When Bug is happy, I frequently think and say, "When [Bug] is happy, he is happier than anyone else in the world." (Betsy-Tacy)
As a Minneapolis child reading these books, I actually had a real problem trying to picture the Rays living anywhere but Deep Valley. This might be somewhat due to the fact that Maud Hart Lovelace set the majority of her books in Deep Valley -- spread across two houses, the tiny Hill Street cottage, and the big fancier place on High -- and only gave us part of one book (Betsy's Wedding) to acquaint us with the 909 Hazel house in Minneapolis. Even that was in bits and pieces.

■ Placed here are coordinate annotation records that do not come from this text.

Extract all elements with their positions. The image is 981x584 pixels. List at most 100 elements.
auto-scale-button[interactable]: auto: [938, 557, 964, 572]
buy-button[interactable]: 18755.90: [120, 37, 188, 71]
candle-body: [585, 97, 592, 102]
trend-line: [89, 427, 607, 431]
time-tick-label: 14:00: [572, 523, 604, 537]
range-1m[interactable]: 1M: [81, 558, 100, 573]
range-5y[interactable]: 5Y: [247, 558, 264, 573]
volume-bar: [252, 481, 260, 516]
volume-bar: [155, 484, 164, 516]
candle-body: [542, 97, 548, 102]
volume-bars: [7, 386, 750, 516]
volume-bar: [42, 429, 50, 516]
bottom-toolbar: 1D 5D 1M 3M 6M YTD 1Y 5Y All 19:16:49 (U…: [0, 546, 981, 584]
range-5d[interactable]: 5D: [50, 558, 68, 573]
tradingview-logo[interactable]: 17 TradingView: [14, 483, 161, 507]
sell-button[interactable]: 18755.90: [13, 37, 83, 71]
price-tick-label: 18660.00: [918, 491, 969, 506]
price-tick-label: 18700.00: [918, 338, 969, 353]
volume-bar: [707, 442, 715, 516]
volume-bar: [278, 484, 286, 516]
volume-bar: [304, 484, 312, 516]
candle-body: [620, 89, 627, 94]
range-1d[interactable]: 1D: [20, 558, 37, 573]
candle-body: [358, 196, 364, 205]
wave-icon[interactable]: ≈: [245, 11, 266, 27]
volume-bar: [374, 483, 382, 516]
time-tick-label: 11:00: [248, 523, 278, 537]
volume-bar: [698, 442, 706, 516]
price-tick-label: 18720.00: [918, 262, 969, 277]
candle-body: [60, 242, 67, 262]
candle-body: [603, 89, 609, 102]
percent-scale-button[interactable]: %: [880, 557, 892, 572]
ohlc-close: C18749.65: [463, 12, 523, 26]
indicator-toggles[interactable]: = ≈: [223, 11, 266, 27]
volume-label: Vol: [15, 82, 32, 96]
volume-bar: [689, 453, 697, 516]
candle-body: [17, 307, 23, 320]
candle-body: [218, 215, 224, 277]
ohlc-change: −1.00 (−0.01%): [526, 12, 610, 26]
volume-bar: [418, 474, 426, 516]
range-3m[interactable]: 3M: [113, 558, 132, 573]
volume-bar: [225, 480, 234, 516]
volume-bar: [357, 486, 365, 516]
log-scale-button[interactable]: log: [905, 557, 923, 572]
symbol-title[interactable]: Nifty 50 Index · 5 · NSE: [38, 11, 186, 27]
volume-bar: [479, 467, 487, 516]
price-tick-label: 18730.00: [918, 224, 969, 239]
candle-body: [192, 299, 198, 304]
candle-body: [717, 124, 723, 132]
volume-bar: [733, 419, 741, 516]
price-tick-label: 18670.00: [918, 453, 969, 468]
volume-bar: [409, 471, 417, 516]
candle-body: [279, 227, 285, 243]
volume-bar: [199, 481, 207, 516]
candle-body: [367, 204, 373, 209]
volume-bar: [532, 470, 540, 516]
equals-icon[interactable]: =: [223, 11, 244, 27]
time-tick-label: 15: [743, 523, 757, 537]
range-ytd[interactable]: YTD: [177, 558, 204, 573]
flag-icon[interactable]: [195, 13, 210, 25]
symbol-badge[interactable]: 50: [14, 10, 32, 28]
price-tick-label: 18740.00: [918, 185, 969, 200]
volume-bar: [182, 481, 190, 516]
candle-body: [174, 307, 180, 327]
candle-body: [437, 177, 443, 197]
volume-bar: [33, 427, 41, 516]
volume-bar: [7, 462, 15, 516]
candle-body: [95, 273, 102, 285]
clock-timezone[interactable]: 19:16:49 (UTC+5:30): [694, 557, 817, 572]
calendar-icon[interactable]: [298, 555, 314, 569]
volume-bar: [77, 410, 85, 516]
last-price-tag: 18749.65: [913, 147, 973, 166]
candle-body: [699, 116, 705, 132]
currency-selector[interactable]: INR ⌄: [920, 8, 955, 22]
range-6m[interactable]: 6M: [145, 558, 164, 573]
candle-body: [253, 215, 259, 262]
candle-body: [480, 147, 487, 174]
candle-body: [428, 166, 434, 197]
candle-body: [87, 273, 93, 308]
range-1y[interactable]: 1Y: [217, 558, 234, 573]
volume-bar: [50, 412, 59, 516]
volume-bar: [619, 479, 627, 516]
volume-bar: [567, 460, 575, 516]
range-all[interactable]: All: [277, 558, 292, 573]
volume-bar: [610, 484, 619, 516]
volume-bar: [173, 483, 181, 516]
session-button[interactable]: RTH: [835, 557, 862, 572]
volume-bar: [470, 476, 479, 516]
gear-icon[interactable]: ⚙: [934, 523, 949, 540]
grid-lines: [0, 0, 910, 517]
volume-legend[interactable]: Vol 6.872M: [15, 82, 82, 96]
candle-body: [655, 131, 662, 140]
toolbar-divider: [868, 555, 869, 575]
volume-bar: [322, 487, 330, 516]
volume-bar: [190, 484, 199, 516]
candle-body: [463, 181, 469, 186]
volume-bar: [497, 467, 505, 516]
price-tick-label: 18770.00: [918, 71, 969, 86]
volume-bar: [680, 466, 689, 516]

However, as a Minneapolis-raised adult rereading these books year after year, I now love trying to imagine what familiar neighborhoods the Rays, Willards, and Kerrs inhabited. I thrill over the idea that they once "lived" in my world, and the mentions of dear-to-my-heart old stomping grounds like Lake of the Isles, Lake Calhoun, and Nicollet Avenue has gathered Betsy and her world closer to me. It has engendered an intimacy I will never know with Anne Shirley -- my other literary obsession -- who has always been more slightly out of reach, living on a mystical, beautiful island land I still haven't seen.
Maybe the explanation is as shallow as Betsy and I are both brunettes whereas Anne is famously redheaded. Maybe it's as deep as a spiritual recognition and connection to my origins, but I never tried to be Anne in the way I tried to be Betsy. I have lived in six other cities -- and even in another country -- since my Minneapolis upbringing and have no plans to move back there for any permanent amount of time, yet deep in the soul of my bones, I do feel the pull of that state. Season after season, it calls me back. I hear it. I listen. But I give no response beyond, "Yes, I know. Yes, I love you, too."
I am more Betsy than I could ever be Anne.
Now, you must excuse me. It's Sunday night, and I have Bermuda onions sandwiches waiting for me.
Mr. Ray's Sunday Night Onion Sandwiches
1 Bermuda onion, sliced thinly
Softened butter for spreading, salted or unsalted (your choice)
6 slices of bread
1. Toss the sliced onions with salt and pepper until evenly coated.
2. Spread the six slices of bread with the softened butter.
3. Layer three slices of buttered bread with the onion slices.
4. Top the three onion-ladened bread slices with the remaining buttered bread. Cut.
5. Serve, and go "fleet the time carelessly, as they did in the golden world" with your Joe Willard of choice.